In case you select `JSON` format, then options from the [read_json](https://pandas.pydata.org/pandas-docs/stable/user_guide/io.html#io-json-reader) reader are available.

For example, you can use the `{"orient" : "records"}` to change how orientation of data is loaded (if data is `[{column -> value}, … , {column -> value}]`)

If you need to read Excel Binary Workbook, please specify `excel_binary` format in `File Format` select.

    :::warning
    This connector does not support syncing unstructured data files such as raw text, audio, or videos.
    :::

## Supported sync modes

| Feature                                  | Supported? |
| ---------------------------------------- | ---------- |
| Full Refresh Sync                        | Yes        |
| Incremental Sync                         | No         |
| Replicate Incremental Deletes            | No         |
| Replicate Folders (multiple Files)       | No         |
| Replicate Glob Patterns (multiple Files) | No         |

    :::info
    This source produces a single table for the target file as it replicates only one file at a time for the moment. Note that you should provide the `dataset_name` which dictates how the table will be identified in the destination (since `URL` can be made of complex characters).
    :::

## File / Stream Compression

| Compression | Supported? |
| ----------- | ---------- |
| Gzip        | Yes        |
| Zip         | No         |
| Bzip2       | No         |
| Lzma        | No         |
| Xz          | No         |
| Snappy      | No         |

## Storage Providers

| Storage Providers      | Supported?                                      |
| ---------------------- | ----------------------------------------------- |
| HTTPS                  | Yes                                             |
| Google Cloud Storage   | Yes                                             |
| Amazon Web Services S3 | Yes                                             |
| SFTP                   | Yes                                             |
| SSH / SCP              | Yes                                             |
| local filesystem       | Local use only (inaccessible for Airbyte Cloud) |

### File Formats

| Format                | Supported? |
| --------------------- | ---------- |
| CSV                   | Yes        |
| JSON                  | Yes        |
| HTML                  | No         |
| XML                   | No         |
| Excel                 | Yes        |
| Excel Binary Workbook | Yes        |
| Feather               | Yes        |
| Parquet               | Yes        |
| Pickle                | No         |
| YAML                  | Yes        |

### Changing data types of source columns

Normally, Airbyte tries to infer the data type from the source, but you can use `reader_options` to force specific data types. If you input `{"dtype":"string"}`, all columns will be forced to be parsed as strings.
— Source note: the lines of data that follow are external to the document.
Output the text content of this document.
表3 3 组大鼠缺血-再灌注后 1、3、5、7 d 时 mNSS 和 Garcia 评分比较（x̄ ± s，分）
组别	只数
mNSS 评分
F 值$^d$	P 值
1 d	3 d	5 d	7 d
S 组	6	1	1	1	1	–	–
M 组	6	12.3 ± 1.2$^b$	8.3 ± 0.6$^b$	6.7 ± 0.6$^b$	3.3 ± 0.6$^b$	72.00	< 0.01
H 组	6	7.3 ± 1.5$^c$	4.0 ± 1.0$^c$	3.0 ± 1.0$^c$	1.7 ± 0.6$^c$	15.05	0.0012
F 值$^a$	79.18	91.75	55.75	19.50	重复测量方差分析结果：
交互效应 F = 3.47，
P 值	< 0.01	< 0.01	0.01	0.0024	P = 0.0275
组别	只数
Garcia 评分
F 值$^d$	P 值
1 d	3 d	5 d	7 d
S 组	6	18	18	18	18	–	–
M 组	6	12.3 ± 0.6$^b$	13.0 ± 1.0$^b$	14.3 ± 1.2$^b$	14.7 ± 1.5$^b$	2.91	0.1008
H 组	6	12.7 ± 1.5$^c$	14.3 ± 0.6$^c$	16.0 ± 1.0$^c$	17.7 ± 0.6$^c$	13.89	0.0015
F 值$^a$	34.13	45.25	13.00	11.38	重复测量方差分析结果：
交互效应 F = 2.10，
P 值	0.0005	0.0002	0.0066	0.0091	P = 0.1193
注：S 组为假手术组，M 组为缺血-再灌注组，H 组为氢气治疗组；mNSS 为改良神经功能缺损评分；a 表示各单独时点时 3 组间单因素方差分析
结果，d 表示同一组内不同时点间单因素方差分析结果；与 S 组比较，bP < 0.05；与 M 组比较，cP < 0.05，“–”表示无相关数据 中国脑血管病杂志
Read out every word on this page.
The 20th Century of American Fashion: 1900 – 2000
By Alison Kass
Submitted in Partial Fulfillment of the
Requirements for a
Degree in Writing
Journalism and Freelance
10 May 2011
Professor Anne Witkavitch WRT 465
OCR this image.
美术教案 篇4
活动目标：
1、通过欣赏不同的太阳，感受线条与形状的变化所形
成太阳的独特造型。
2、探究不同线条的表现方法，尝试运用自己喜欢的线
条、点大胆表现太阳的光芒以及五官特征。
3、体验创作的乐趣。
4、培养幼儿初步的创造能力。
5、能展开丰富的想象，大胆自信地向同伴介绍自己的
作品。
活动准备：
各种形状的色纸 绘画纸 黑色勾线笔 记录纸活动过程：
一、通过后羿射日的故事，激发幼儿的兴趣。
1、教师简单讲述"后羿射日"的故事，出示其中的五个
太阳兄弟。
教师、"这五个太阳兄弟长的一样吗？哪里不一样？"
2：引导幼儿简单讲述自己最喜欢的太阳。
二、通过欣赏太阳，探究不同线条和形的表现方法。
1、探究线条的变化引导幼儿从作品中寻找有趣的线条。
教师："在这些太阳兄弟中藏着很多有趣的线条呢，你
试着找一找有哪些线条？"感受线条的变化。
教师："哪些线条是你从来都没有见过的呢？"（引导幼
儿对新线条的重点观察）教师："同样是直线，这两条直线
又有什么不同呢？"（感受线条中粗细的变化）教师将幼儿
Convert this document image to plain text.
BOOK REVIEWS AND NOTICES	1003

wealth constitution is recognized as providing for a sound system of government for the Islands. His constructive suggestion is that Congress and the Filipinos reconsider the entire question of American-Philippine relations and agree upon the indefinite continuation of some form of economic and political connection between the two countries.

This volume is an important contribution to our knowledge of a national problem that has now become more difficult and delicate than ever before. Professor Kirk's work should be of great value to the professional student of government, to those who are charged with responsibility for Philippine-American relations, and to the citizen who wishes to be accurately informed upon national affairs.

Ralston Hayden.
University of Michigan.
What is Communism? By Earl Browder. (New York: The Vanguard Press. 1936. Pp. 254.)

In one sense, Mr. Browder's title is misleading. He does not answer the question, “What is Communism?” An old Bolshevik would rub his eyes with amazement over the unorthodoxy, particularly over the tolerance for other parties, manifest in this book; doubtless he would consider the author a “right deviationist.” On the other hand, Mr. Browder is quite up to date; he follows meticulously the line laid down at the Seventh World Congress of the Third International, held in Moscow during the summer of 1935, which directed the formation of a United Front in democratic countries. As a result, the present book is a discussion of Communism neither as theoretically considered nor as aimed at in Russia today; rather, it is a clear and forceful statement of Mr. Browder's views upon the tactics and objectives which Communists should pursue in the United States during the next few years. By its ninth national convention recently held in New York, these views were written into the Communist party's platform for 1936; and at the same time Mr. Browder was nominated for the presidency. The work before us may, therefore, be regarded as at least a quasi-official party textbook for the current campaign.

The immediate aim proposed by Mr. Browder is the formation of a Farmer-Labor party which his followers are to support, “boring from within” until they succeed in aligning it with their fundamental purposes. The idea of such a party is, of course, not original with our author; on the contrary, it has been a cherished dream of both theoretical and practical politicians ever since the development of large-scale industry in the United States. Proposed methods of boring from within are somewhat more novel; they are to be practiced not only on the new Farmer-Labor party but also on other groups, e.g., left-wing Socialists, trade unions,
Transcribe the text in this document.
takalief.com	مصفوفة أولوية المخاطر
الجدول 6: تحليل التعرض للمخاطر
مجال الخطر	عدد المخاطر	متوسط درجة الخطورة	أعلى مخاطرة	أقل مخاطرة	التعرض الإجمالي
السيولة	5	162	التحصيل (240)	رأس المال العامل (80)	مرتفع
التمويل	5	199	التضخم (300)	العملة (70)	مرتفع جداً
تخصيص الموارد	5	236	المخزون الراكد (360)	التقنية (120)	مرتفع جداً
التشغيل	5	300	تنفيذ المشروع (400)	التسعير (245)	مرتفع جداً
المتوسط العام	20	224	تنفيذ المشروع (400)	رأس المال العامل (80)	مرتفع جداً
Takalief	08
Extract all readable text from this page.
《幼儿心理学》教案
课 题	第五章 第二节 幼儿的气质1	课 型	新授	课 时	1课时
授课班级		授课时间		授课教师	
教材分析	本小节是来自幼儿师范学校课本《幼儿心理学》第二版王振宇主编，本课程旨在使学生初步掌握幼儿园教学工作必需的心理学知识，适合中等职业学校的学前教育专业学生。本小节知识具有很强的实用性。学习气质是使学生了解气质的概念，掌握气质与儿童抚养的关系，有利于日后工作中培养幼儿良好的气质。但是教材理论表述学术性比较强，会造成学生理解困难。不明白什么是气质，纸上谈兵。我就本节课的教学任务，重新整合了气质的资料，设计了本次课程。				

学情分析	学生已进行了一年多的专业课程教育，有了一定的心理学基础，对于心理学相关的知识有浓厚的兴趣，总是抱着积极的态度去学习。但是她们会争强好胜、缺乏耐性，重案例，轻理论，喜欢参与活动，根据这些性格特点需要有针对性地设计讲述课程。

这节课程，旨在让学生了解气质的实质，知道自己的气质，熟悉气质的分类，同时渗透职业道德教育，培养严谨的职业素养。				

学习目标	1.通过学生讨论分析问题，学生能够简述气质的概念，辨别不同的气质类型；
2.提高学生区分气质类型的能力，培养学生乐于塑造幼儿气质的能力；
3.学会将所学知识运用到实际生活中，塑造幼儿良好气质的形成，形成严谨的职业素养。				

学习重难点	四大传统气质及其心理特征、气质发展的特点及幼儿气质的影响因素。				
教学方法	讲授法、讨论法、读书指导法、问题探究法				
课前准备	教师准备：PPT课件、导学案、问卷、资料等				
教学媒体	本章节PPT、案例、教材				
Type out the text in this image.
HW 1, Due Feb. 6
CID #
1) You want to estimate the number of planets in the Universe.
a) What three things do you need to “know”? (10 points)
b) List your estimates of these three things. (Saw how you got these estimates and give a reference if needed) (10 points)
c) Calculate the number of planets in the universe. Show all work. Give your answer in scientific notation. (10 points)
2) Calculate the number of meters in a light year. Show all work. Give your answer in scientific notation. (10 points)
If you only want a specific column to be parsed as a string, simply use `{"dtype" : {"column name": "string"}}`.

### Examples

Here are a list of examples of possible file inputs:

| Dataset Name      | Storage | URL                                                                                                                                                        | Reader Impl        | Service Account                                                | Description                                                                                                                                                                                                           |
| ----------------- | ------- | ---------------------------------------------------------------------------------------------------------------------------------------------------------- | ------------------ | -------------------------------------------------------------- | --------------------------------------------------------------------------------------------------------------------------------------------------------------------------------------------------------------------- |
| epidemiology      | HTTPS   | [https://storage.googleapis.com/covid19-open-data/v2/latest/epidemiology.csv](https://storage.googleapis.com/covid19-open-data/v2/latest/epidemiology.csv) |                    |                                                                | [COVID-19 Public dataset](https://console.cloud.google.com/marketplace/product/bigquery-public-datasets/covid19-public-data-program?filter=solution-type:dataset&id=7d6cc408-53c8-4485-a187-b8cb9a5c0b56) on BigQuery |
| hr_and_financials | GCS     | gs://airbyte-vault/financial.csv                                                                                                                           | smart_open or gcfs | {"type": "service_account", "private_key_id": "XXXXXXXX", ...} | data from a private bucket, a service account is necessary                                                                                                                                                            |
| landsat_index     | GCS     | gcp-public-data-landsat/index.csv.gz                                                                                                                       | smart_open         |                                                                | Using smart_open, we don't need to specify the compression (note the gs:// is optional too, same for other providers)                                                                                                 |

Examples with reader options:

| Dataset Name  | Storage | URL                                             | Reader Impl | Reader Options                | Description                                                                                                                                      |
| ------------- | ------- | ----------------------------------------------- | ----------- | ----------------------------- | ------------------------------------------------------------------------------------------------------------------------------------------------ |
| landsat_index | GCS     | gs://gcp-public-data-landsat/index.csv.gz       | GCFS        | {"compression": "gzip"}       | Additional reader options to specify a compression option to `read_csv`                                                                          |
| GDELT         | S3      | s3://gdelt-open-data/events/20190914.export.csv |             | {"sep": "\t", "header": null} | Here is TSV data separated by tabs without header row from [AWS Open Data](https://registry.opendata.aws/gdelt/)                                 |
| server_logs   | local   | /local/logs.log                                 |             | {"sep": ";"}                  | After making sure a local text file exists at `/tmp/airbyte_local/logs.log` with logs file from some server that are delimited by ';' delimiters |

Example for SFTP:

| Dataset Name | Storage | User | Password | Host            | URL                     | Reader Options                                                          | Description                                                                                                                       |
| ------------ | ------- | ---- | -------- | --------------- | ----------------------- | ----------------------------------------------------------------------- | --------------------------------------------------------------------------------------------------------------------------------- |
| Test Rebext  | SFTP    | demo | password | test.rebext.net | /pub/example/readme.txt | {"sep": "\r\n", "header": null, "names": \["text"], "engine": "python"} | We use `python` engine for `read_csv` in order to handle delimiter of more than 1 character while providing our own column names. |

Please see (or add) more at `airbyte-integrations/connectors/source-file/integration_tests/integration_source_test.py` for further usages examples.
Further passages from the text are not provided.